Ask HN: market for Facebook clones? - hernan7

Every now and then, you see a blog post about some business guy asking a programmer to build a Facebook clone for this or that niche. Usually followed by derisive laughter from the programmer's part because the business guy was offering too little money.<p>Fair enough, but it would seem there is indeed some market for Facebook clones. Do you think a "build your own Facebook" web service has any future?
======
byoung2
In a way, that's the need Meetup.com serves, though with more of an emphasis
on in-person interaction. There are quite a few Meetup groups that have grown
into their own kind of social network.

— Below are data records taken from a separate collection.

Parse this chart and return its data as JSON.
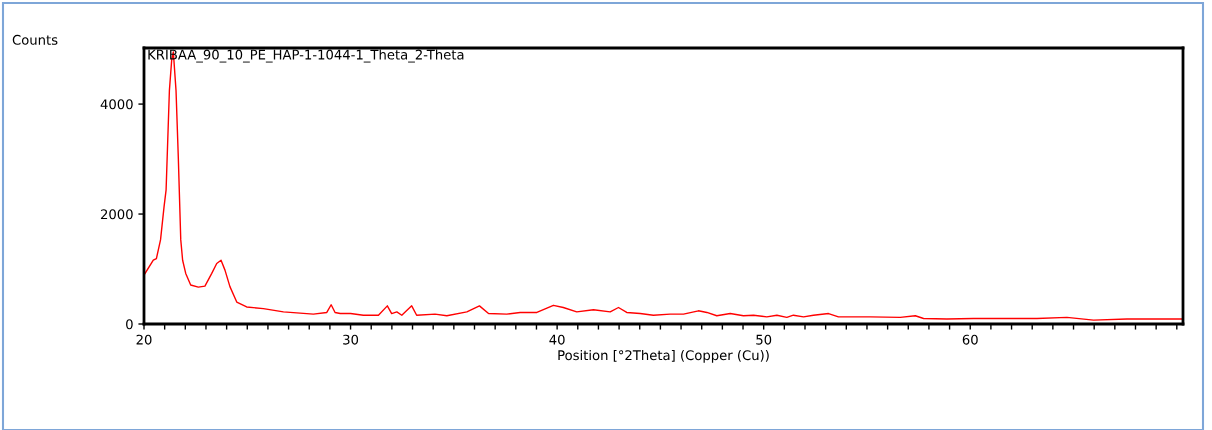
{
  "chart_data": {
    "type": "line",
    "title": "KRIBAA_90_10_PE_HAP-1-1044-1_Theta_2-Theta",
    "xlabel": "Position [°2Theta] (Copper (Cu))",
    "ylabel": "Counts",
    "xlim": [
      20,
      70.3
    ],
    "ylim": [
      0,
      5020
    ],
    "xticks": [
      20,
      {
        "value": 21,
        "label": null
      },
      {
        "value": 22,
        "label": null
      },
      {
        "value": 23,
        "label": null
      },
      {
        "value": 24,
        "label": null
      },
      {
        "value": 25,
        "label": null
      },
      {
        "value": 26,
        "label": null
      },
      {
        "value": 27,
        "label": null
      },
      {
        "value": 28,
        "label": null
      },
      {
        "value": 29,
        "label": null
      },
      30,
      {
        "value": 31,
        "label": null
      },
      {
        "value": 32,
        "label": null
      },
      {
        "value": 33,
        "label": null
      },
      {
        "value": 34,
        "label": null
      },
      {
        "value": 35,
        "label": null
      },
      {
        "value": 36,
        "label": null
      },
      {
        "value": 37,
        "label": null
      },
      {
        "value": 38,
        "label": null
      },
      {
        "value": 39,
        "label": null
      },
      40,
      {
        "value": 41,
        "label": null
      },
      {
        "value": 42,
        "label": null
      },
      {
        "value": 43,
        "label": null
      },
      {
        "value": 44,
        "label": null
      },
      {
        "value": 45,
        "label": null
      },
      {
        "value": 46,
        "label": null
      },
      {
        "value": 47,
        "label": null
      },
      {
        "value": 48,
        "label": null
      },
      {
        "value": 49,
        "label": null
      },
      50,
      {
        "value": 51,
        "label": null
      },
      {
        "value": 52,
        "label": null
      },
      {
        "value": 53,
        "label": null
      },
      {
        "value": 54,
        "label": null
      },
      {
        "value": 55,
        "label": null
      },
      {
        "value": 56,
        "label": null
      },
      {
        "value": 57,
        "label": null
      },
      {
        "value": 58,
        "label": null
      },
      {
        "value": 59,
        "label": null
      },
      60,
      {
        "value": 61,
        "label": null
      },
      {
        "value": 62,
        "label": null
      },
      {
        "value": 63,
        "label": null
      },
      {
        "value": 64,
        "label": null
      },
      {
        "value": 65,
        "label": null
      },
      {
        "value": 66,
        "label": null
      },
      {
        "value": 67,
        "label": null
      },
      {
        "value": 68,
        "label": null
      },
      {
        "value": 69,
        "label": null
      },
      {
        "value": 70,
        "label": null
      }
    ],
    "yticks": [
      0,
      2000,
      4000
    ],
    "grid": false,
    "series": [
      {
        "color": "#ff0000",
        "x": [
          20.05,
          20.45,
          20.6,
          20.8,
          20.97,
          21.07,
          21.23,
          21.34,
          21.42,
          21.55,
          21.66,
          21.78,
          21.87,
          22.02,
          22.26,
          22.63,
          22.95,
          23.28,
          23.52,
          23.73,
          23.92,
          24.16,
          24.49,
          24.97,
          25.78,
          26.75,
          28.2,
          28.85,
          29.06,
          29.25,
          29.5,
          30.0,
          30.62,
          31.35,
          31.78,
          31.99,
          32.24,
          32.48,
          32.96,
          33.2,
          34.09,
          34.66,
          35.63,
          36.24,
          36.68,
          37.56,
          38.21,
          39.02,
          39.82,
          40.3,
          40.95,
          41.76,
          42.57,
          42.97,
          43.37,
          44.02,
          44.66,
          45.47,
          46.12,
          46.84,
          47.25,
          47.73,
          48.38,
          49.02,
          49.51,
          50.15,
          50.64,
          51.12,
          51.44,
          51.93,
          52.41,
          53.14,
          53.62,
          55.16,
          56.61,
          57.34,
          57.74,
          58.87,
          60.16,
          61.94,
          63.23,
          64.68,
          65.97,
          67.59,
          69.2,
          70.25
        ],
        "values": [
          920,
          1160,
          1190,
          1530,
          2130,
          2440,
          4250,
          4800,
          4950,
          4250,
          3040,
          1530,
          1160,
          920,
          710,
          670,
          690,
          920,
          1100,
          1160,
          980,
          680,
          400,
          310,
          280,
          220,
          180,
          210,
          350,
          210,
          190,
          190,
          160,
          160,
          330,
          190,
          220,
          160,
          330,
          160,
          180,
          150,
          220,
          330,
          190,
          180,
          210,
          210,
          340,
          300,
          220,
          260,
          220,
          300,
          210,
          190,
          160,
          180,
          180,
          240,
          210,
          150,
          190,
          150,
          160,
          130,
          160,
          120,
          160,
          130,
          160,
          190,
          130,
          130,
          120,
          150,
          100,
          90,
          100,
          100,
          100,
          120,
          70,
          90,
          90,
          90
        ]
      }
    ]
  }
}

I suppose you could recreate these as
Facebook Groups, but I think there is a need for a customizable social network
platform for niche groups.

An example that come to mind is www.modelmayhem.com. It is a social network of
models, photographers, makeup artists, photoshop experts, etc. It would be
tough to recreate this on Facebook because you wouldn't have centralized
control over photo upload approval, and you couldn't monetize membership.

If there were a platform available that let you create your own social network
(and maybe there already is), it should give you the flexibility to charge for
membership, give the admins control over admitting members, restricting
content, access, etc. Then you can target any type of group, like teachers,
tutors, and students, or the local car club, Boy Scout troops, you name it.